2) The distribution of growth rates is based on a sample of 53 patients.  A different sample would yield a different distribution.  I could use resampling to characterize this source of error, but haven't.

3) The growth model does not take into account tumor subtype or grade, which is consistent with the conclusion of Zhang et al: “Growth rates in renal tumors of different sizes, subtypes and grades represent a wide range and overlap substantially.”  

4) In our model of tumor growth, the growth rate during each interval is independent of previous growth rates.  It is plausible that, in reality, tumors that have grown quickly in the past are more likely to grow quickly.

If this correlation exists, it affects the location and spread of the results.  For example, running simulations with ρ = 0.4 increases the estimated median age by about a year, and the interquartile range
by about 3 years.  However, if there were a strong serial correlation in growth rate, there would be also be a correlation between tumor volume and growth rate, and prior work has shown no such relationship.

There could still be a weak serial correlation, but since there is currently no evidence for it, I ran these simulations with ρ  = 0.


  1. I saw this reddit thread and felt like unfortunately I had neither time nor skills necessary to try to help out the guy.

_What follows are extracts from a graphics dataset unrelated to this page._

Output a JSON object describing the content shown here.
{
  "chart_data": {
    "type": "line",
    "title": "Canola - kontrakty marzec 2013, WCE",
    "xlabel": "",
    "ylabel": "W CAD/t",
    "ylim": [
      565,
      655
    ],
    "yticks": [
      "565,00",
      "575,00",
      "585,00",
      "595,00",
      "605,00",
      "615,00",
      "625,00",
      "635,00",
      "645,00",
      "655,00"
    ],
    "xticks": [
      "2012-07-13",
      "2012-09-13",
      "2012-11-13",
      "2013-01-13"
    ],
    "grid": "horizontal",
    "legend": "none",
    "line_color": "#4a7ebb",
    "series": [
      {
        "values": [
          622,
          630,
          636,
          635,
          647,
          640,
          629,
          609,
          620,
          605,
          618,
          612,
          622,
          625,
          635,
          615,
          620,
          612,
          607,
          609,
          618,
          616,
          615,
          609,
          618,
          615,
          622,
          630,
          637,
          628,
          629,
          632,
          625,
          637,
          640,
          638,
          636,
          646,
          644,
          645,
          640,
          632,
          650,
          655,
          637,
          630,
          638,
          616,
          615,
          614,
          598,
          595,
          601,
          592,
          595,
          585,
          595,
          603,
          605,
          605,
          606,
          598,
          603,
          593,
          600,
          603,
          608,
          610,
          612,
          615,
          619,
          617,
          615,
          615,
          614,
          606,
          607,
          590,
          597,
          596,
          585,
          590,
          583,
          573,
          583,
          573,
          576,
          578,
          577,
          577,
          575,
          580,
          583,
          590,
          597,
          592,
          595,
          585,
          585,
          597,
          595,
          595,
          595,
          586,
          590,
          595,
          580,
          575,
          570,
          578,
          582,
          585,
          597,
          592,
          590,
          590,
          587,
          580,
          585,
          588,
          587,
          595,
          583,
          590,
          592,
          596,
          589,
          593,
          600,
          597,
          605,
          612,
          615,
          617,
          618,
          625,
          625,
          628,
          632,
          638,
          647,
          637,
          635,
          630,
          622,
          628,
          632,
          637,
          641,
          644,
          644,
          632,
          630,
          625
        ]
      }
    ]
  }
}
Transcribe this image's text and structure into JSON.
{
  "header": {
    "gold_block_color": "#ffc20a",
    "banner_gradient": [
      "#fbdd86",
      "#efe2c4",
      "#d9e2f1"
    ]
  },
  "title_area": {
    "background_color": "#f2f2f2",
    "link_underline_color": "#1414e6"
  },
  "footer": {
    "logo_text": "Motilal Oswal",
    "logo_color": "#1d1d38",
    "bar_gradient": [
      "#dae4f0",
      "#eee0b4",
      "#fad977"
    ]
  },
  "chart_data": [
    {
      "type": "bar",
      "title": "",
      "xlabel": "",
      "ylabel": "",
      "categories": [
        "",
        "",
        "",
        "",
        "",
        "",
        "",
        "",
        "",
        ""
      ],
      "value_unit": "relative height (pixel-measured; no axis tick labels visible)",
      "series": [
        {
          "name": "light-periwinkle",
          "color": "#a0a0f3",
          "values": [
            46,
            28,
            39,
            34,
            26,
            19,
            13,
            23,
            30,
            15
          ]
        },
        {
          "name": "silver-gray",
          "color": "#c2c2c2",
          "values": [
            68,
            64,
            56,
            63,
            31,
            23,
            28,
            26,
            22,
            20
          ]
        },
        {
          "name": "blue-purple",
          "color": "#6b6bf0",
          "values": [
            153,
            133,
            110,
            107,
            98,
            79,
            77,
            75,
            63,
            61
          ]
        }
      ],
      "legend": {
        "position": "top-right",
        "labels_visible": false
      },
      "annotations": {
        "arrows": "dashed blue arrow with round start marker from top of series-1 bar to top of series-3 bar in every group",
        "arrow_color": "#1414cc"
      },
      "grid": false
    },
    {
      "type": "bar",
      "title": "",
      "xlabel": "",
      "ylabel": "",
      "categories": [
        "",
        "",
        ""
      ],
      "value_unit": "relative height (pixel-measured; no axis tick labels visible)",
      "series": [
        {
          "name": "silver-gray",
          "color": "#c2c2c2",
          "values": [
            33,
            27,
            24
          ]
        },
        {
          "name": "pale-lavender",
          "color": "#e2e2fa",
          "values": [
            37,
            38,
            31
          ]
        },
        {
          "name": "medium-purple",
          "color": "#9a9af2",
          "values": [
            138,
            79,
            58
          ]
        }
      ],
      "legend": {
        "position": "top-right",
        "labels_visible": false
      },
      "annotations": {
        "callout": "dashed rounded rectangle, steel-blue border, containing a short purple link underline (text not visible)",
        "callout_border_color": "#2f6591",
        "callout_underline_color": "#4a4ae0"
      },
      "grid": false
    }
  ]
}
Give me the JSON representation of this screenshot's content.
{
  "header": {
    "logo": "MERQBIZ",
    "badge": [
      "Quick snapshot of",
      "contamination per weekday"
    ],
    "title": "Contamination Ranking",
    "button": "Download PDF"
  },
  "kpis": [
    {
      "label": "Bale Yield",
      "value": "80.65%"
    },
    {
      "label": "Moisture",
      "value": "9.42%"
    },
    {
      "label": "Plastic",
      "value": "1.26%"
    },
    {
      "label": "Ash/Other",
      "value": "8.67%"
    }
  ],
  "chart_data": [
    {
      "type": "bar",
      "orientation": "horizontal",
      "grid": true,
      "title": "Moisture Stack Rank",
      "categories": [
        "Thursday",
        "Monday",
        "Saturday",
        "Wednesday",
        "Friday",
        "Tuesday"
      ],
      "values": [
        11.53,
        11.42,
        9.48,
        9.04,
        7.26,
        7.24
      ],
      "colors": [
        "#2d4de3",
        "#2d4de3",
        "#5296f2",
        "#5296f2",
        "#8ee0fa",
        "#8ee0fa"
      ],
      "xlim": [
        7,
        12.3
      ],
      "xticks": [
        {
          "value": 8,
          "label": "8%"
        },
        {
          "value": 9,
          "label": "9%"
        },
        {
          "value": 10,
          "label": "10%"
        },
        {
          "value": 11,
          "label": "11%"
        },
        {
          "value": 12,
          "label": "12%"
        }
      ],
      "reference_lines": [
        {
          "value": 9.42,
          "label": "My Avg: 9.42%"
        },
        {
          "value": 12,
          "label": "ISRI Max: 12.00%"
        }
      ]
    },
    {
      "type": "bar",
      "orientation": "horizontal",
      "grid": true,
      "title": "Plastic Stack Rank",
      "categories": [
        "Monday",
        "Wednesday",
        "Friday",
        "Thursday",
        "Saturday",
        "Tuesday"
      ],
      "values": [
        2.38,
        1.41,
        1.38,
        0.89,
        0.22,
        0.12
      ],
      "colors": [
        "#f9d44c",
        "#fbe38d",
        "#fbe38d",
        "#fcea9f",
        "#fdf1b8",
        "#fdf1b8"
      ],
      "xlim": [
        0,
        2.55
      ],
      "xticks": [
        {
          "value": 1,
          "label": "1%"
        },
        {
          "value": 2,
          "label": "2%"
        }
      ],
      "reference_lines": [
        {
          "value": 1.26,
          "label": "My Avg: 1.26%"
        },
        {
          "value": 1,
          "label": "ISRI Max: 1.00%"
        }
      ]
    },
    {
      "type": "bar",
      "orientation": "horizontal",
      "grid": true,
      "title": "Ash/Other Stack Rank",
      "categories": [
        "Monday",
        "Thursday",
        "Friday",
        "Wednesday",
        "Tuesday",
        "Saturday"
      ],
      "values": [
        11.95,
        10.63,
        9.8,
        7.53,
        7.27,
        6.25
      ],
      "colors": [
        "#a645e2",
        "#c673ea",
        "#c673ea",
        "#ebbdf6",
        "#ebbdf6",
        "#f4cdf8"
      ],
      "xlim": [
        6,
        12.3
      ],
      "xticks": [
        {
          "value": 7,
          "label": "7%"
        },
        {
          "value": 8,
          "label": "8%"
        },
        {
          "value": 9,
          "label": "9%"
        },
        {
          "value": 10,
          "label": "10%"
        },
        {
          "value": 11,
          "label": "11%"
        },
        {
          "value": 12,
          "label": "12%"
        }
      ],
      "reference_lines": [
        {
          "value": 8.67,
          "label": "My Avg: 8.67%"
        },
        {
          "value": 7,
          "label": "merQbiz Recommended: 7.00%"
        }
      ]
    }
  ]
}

Thanks very much for taking on projects like that!

  2. Thanks, Pavel. I have to give some credit to my employer for this: Olin College uses a broad definition of "intellectual vitality" (as opposed to just conventional academic research). That gives me freedom to take on projects that serve a lot of different goals, including just helping someone out.

  3. I posted the original request on reddit. I am very thankful to Allen and the reddit community for the support.